On the other hand, we have the so-called shedding season. Some dogs will shed heavily during the Fall and Spring seasons. This is due to the temperature change that the dogs experience. But it’s not just about discarding the fur. Dogs usually shed more during the said seasons to remove their thick winter coats and give way to a lighter summer fur. And when winter nears, the dogs will discard their undercoats and grow thicker fur.
But when is it time to visit the vet? Well, it’s advisable to visit the vet regularly to keep up with the health of your pet. But if the shedding starts to form bald patches and your dog becomes lethargic, it might be a sign of a lingering illness.
How I can manage it?
It’s fact that you can’t stop your dog from shedding, but there are ways to minimize it and keep it manageable. Here are some steps that you can follow:
1. Brush regularly
Don’t wait for the fur to fall off and stick to your precious couch. Brush your pet with a de-shedding tool to remove the excess fur that is about to be discarded. For thick-coated breeds, twice a day is the rule of thumb but it could be less depending on the extent of hair fall.
2. Give him a bath
Dogs aren’t supposed to take a bath daily. Some vets recommend a maximum of once a week depending on the case at hand. Bathing will help remove the fur plus you can flush it out without the mess. And since the fur is wet, it would be easier to dispose of.
Pro tip: Use the best dog shampoo for shedding. Below, we reviewed two amazing options that suit a variety of breeds.
3. Brush again
Remember, brushing is your friend during the shedding season. Once the coat of your dog dries, run another brushing session with a dryer as an option. More hair will likely fall off during this point and brushing will prevent it from sticking to house corners.
4. Clipping as a choice
Take note that shaving your dog for the sake of evading shedding is a no-no. It will compromise the health of your pet and there’s a chance that their fur will no longer grow back normally. How to make my dog shed less? Consider clipping instead. This is a process of thinning the fur to reduce the shedding. It’s best to let a vet or groomer do this so your dog gets the advisable level of clipping that isn’t too short for its breed.

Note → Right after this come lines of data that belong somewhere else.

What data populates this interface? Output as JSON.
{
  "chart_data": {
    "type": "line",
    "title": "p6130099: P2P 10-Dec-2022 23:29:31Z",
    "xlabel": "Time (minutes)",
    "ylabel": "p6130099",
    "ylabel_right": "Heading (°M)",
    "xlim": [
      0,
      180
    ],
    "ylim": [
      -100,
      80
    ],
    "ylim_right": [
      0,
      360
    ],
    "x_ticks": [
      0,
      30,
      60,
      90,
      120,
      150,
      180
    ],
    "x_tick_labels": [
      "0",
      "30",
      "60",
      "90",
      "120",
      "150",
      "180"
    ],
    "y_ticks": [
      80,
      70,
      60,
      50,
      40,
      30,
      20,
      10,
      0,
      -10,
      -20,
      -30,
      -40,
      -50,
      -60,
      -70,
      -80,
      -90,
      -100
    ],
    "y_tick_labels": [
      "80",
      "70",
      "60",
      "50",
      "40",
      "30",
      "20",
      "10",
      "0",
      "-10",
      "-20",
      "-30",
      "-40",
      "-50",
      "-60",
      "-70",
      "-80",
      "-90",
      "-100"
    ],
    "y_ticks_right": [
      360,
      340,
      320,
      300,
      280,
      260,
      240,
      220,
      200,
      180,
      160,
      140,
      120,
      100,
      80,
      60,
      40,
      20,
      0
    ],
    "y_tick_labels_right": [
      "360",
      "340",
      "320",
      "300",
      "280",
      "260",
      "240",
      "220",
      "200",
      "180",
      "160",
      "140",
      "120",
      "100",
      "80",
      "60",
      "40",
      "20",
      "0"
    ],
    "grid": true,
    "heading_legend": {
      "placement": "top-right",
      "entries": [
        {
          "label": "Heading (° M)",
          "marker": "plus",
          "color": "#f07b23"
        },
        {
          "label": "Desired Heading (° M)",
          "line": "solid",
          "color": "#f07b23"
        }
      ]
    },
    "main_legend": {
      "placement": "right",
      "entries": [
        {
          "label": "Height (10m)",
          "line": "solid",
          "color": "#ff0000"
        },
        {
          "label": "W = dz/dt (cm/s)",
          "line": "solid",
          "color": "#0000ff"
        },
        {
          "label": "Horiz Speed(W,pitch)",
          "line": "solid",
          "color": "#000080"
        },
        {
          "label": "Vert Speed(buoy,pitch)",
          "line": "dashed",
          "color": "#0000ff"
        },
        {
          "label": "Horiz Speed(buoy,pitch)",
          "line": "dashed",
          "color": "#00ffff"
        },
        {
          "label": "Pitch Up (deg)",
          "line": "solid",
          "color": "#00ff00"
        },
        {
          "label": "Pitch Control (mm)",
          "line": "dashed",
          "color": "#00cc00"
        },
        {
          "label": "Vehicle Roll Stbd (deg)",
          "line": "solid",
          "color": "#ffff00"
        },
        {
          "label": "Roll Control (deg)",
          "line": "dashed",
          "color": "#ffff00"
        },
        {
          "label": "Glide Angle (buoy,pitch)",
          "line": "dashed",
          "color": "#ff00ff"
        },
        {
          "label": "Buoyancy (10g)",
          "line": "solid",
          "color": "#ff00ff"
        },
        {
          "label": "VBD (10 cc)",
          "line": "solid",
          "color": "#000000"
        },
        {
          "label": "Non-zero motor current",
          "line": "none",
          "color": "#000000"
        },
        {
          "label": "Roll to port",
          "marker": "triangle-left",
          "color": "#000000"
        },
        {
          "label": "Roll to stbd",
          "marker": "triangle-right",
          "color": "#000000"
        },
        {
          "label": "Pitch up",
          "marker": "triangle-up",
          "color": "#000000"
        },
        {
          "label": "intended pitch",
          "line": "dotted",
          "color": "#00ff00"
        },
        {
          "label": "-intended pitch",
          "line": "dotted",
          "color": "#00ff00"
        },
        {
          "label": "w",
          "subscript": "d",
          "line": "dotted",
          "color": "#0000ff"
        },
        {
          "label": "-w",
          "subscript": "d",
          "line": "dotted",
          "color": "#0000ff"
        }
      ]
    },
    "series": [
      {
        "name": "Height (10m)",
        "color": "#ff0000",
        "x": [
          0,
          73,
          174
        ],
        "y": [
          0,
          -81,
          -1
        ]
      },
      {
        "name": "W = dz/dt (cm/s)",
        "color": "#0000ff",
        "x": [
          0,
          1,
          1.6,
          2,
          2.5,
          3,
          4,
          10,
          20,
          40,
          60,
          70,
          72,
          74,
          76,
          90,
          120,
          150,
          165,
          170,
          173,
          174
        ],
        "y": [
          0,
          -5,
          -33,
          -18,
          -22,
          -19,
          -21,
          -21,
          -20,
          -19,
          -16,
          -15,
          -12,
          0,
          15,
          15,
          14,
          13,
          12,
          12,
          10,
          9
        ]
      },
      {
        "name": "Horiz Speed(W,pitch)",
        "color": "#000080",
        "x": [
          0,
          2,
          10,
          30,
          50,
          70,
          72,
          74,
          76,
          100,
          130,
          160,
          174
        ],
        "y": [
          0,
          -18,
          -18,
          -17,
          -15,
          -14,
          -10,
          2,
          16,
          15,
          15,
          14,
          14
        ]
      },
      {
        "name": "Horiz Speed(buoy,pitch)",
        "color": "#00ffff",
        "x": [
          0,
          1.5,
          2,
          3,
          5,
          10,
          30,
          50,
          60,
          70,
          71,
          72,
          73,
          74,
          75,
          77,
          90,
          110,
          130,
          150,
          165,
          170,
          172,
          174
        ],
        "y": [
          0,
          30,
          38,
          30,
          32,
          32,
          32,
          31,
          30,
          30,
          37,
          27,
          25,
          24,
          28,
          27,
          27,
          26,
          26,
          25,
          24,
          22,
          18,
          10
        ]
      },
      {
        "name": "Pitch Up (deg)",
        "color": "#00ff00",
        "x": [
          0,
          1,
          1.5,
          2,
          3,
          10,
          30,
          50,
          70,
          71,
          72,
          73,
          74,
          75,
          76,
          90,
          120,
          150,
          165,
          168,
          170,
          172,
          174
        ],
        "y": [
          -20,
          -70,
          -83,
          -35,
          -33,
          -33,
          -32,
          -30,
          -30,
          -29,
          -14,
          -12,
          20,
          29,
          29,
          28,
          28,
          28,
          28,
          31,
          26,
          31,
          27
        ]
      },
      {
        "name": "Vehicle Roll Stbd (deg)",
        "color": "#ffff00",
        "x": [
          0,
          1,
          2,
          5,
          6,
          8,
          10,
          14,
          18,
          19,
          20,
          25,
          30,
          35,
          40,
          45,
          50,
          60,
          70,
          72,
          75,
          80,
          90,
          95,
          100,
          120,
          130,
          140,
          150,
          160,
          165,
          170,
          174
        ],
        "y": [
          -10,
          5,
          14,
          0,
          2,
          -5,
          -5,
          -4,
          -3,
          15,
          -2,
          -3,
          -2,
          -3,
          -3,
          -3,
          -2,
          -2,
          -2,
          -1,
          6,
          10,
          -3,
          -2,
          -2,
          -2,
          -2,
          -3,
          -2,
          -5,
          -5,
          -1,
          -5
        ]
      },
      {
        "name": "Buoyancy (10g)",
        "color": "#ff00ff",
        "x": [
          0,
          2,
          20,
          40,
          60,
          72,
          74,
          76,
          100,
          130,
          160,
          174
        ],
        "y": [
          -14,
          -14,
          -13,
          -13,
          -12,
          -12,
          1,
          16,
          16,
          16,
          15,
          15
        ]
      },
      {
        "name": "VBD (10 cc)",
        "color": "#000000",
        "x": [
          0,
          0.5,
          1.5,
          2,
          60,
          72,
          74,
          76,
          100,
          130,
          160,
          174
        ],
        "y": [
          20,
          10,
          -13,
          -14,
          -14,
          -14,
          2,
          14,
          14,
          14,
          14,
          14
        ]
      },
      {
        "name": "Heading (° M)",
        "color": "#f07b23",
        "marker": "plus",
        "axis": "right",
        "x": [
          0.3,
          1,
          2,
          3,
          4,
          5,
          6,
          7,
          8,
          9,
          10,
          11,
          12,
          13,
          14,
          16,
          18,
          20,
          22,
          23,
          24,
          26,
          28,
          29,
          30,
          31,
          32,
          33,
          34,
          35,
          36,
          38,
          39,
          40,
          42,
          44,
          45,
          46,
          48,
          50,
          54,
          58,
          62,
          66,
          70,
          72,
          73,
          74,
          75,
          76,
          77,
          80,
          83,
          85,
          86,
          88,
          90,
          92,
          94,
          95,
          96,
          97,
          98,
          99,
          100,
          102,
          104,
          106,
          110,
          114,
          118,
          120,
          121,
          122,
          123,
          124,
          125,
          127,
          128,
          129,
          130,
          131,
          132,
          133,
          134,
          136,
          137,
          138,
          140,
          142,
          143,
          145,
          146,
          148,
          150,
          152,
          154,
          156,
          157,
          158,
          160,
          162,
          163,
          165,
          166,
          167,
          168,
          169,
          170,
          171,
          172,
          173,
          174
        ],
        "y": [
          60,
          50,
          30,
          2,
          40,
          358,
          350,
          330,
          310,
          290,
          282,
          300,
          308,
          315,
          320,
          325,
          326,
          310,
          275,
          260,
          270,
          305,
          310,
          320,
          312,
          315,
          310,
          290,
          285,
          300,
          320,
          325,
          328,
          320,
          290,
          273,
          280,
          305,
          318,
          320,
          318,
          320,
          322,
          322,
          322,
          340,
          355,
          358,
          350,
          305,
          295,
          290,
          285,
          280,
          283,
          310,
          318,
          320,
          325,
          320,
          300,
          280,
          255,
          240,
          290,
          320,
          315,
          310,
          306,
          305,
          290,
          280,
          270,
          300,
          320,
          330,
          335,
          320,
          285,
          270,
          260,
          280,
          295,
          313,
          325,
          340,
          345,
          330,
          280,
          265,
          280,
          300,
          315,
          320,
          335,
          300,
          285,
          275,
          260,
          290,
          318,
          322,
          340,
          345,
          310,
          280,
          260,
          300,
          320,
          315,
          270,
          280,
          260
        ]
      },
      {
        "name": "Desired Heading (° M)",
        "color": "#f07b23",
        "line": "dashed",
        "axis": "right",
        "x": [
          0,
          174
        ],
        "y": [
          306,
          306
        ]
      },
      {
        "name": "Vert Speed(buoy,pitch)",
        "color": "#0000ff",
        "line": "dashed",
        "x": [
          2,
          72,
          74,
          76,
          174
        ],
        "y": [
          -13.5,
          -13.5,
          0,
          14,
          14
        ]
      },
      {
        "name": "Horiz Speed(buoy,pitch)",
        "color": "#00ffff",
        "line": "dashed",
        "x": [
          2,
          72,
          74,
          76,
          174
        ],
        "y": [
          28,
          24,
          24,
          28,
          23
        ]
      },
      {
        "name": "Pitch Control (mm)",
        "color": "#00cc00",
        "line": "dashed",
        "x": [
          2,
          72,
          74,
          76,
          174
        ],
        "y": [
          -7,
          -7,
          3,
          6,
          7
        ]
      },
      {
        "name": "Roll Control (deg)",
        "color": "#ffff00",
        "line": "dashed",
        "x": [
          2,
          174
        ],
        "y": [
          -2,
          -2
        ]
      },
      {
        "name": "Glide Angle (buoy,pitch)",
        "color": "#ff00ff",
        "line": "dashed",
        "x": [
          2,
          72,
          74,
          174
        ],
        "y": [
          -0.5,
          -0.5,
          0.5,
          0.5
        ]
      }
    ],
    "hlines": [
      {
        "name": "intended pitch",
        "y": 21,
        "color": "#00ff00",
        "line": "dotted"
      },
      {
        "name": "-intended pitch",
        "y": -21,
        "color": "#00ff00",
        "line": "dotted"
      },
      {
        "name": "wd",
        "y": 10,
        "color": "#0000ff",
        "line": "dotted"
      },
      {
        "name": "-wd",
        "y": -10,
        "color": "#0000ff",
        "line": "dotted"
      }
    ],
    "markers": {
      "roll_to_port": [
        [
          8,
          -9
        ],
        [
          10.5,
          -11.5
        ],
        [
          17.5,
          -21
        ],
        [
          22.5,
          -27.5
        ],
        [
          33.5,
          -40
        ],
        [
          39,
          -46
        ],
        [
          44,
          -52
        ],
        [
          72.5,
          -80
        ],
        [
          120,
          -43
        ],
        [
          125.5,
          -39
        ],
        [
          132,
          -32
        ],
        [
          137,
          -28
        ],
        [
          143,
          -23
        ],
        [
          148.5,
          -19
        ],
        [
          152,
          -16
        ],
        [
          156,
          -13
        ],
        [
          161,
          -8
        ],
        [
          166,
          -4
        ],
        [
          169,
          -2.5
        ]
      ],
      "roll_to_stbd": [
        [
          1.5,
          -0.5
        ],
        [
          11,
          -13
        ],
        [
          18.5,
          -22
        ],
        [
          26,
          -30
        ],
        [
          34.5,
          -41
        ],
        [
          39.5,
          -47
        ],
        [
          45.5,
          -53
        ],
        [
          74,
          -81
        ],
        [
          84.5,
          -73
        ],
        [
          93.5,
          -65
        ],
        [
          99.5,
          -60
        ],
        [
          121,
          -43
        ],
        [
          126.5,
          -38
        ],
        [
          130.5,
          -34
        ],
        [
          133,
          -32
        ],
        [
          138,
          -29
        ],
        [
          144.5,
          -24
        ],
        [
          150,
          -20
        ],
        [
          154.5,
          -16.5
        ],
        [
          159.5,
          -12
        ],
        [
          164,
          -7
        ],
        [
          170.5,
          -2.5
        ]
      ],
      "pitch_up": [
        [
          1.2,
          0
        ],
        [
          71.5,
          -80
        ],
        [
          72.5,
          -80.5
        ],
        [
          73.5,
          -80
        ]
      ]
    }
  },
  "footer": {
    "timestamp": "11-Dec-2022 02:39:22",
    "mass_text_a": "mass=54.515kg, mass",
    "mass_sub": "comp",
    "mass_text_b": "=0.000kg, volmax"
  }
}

5. Provide proper nutrition
One reason why dogs shed incessantly is the lack of nutrients that support coat health. Don’t buy the cheapest food option because it’s stripped of important nutrients necessary for your pet’s health. Premium brands could be expensive, but its nutritional profile would be impressive.
For more tips on how to manage dog shedding, here’s a video from Dr. James Talbott of Belle Forest Animal Hospital and Kennel:
Best dog shampoo for shedding
Furminator DeShedding Premium Dog Shampoo
A blend of fatty acids, papaya leaf extract, and calendula oil extract, this dog shampoo is guaranteed to moisturize the hair follicles of your pet. It helps to remove the dead undercoat without the need for another brushing session. Just lather and let it stay on your dog’s coat for at least five minutes before rinsing. The dead undercoat will be removed without damaging the top coat.
Focus on the areas with the densest hair, but make sure your doggo is at least six months old. Aside from being a de-shedding shampoo, it’s also an excellent regimen to keep the natural luster and fluffiness of the dog’s fur. This is actually what the groomers use when they can’t shave the dogs – effective and 100% safe.
Wahl Dog Shampoo for Shed Control
If you want a concentrated shampoo that will lather half like a bath bomb, the Wahl Dog Shampoo will be great. It has a lemony scent which isn’t too overpowering. It has coconut oil, fatty acids, aloe vera, lemongrass extracts, and more natural ingredients to remove the dead hair and support the growing ones.
It’s best to use warm water when using this shampoo for the best result. If you have a white dog, it will make him sparkly clean without any stains from his outdoor mischief. Just take note that this isn’t a shampoo for flea control, but the best dog shampoo for shedding.
How to make my dog shed less? I followed the aforementioned steps and paired it with the right shampoo product. The result? Less shedding and a clean and great smelling pooch.